Anne-Louis Girodet de Roucy-Trioson(1767-1824)
After his father’s death in 1784, Anne-Louis Girodet de Roucy-Trioson joined the studio of Neoclassical titan Jacques-Louis David yet became a pioneer of French Romanticism. He won the Prix de Rome in 1789. Girodet’s Endymion Sleeping, painted in Rome and submitted to the Salon of 1793, showed the influence of Italian artists Antonio Canova and Correggio. Because Girodet’s paintings were coldly sensuous and atmospheric, rather than spartan and heroic like David’s, David disapproved. Girodet soon returned to Paris, where he earned his living by drawing illustrations and painting portraits. Although he scandalized the 1799 Salon with satirical sexual references in his portrait of a courtesan with her protector, Napoleon I nonetheless honored him with commissions. In 1810 Girodet won an important competition, beating out David’s famous masterpiece The Intervention of the Sabine Women.

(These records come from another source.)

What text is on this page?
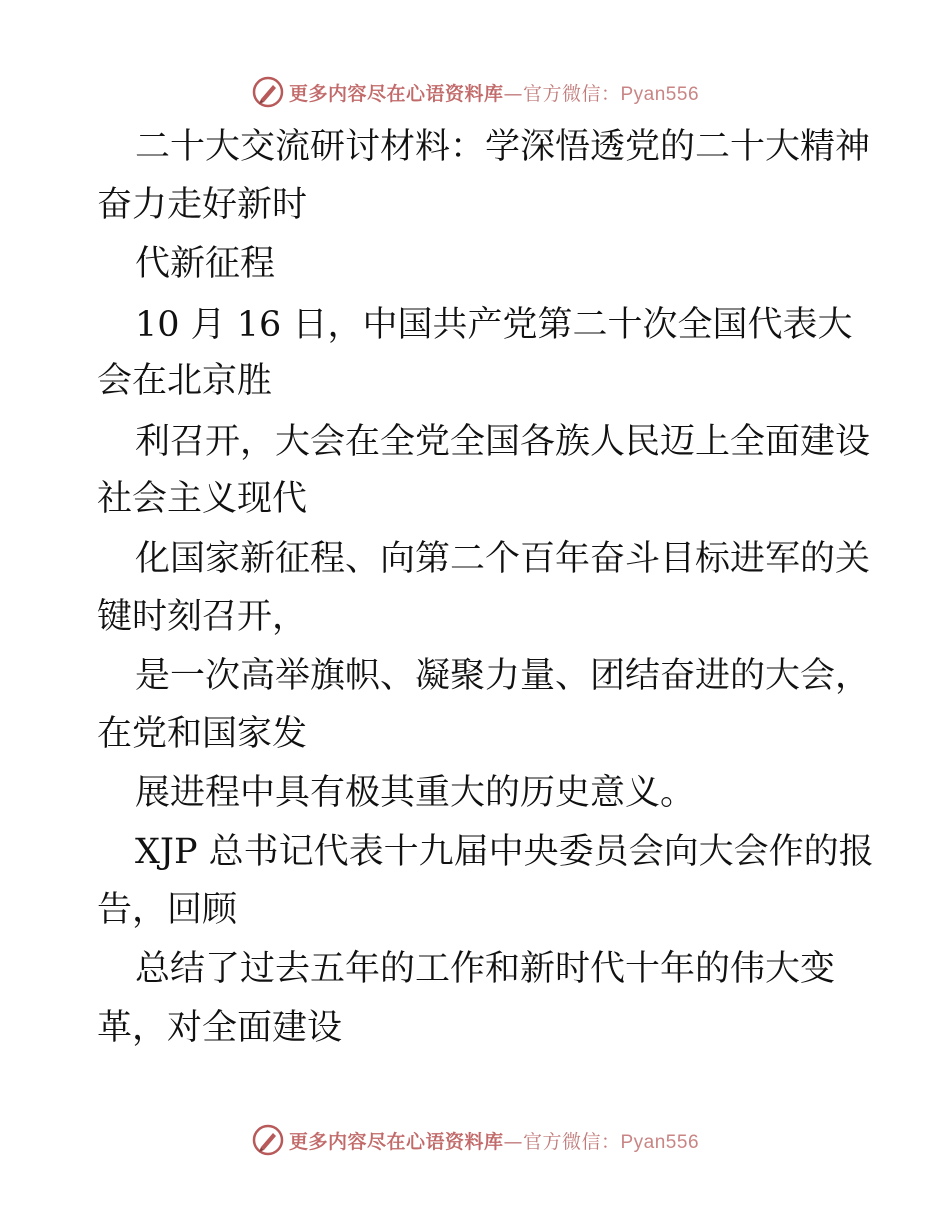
更多内容尽在心语资料库—官方微信：Pyan556
二十大交流研讨材料：学深悟透党的二十大精神
奋力走好新时
代新征程
10 月 16 日，中国共产党第二十次全国代表大
会在北京胜
利召开，大会在全党全国各族人民迈上全面建设
社会主义现代
化国家新征程、向第二个百年奋斗目标进军的关
键时刻召开，
是一次高举旗帜、凝聚力量、团结奋进的大会，
在党和国家发
展进程中具有极其重大的历史意义。
XJP 总书记代表十九届中央委员会向大会作的报
告，回顾
总结了过去五年的工作和新时代十年的伟大变
革，对全面建设
更多内容尽在心语资料库—官方微信：Pyan556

A contemporary critic viewing Burial of Atalaof 1808 described Girodet’s style as having a “precision of drawing reminiscent of the masterpieces of antiquity, a fresh coloring, a studied effect, and a brush stroke at once generous, fluent, and delicate.” The picture won the Légion d’Honneur. In 1812 Girodet inherited a fortune, painted less, and dedicated himself increasingly to writing tedious poems on aesthetics in a house shuttered to daylight.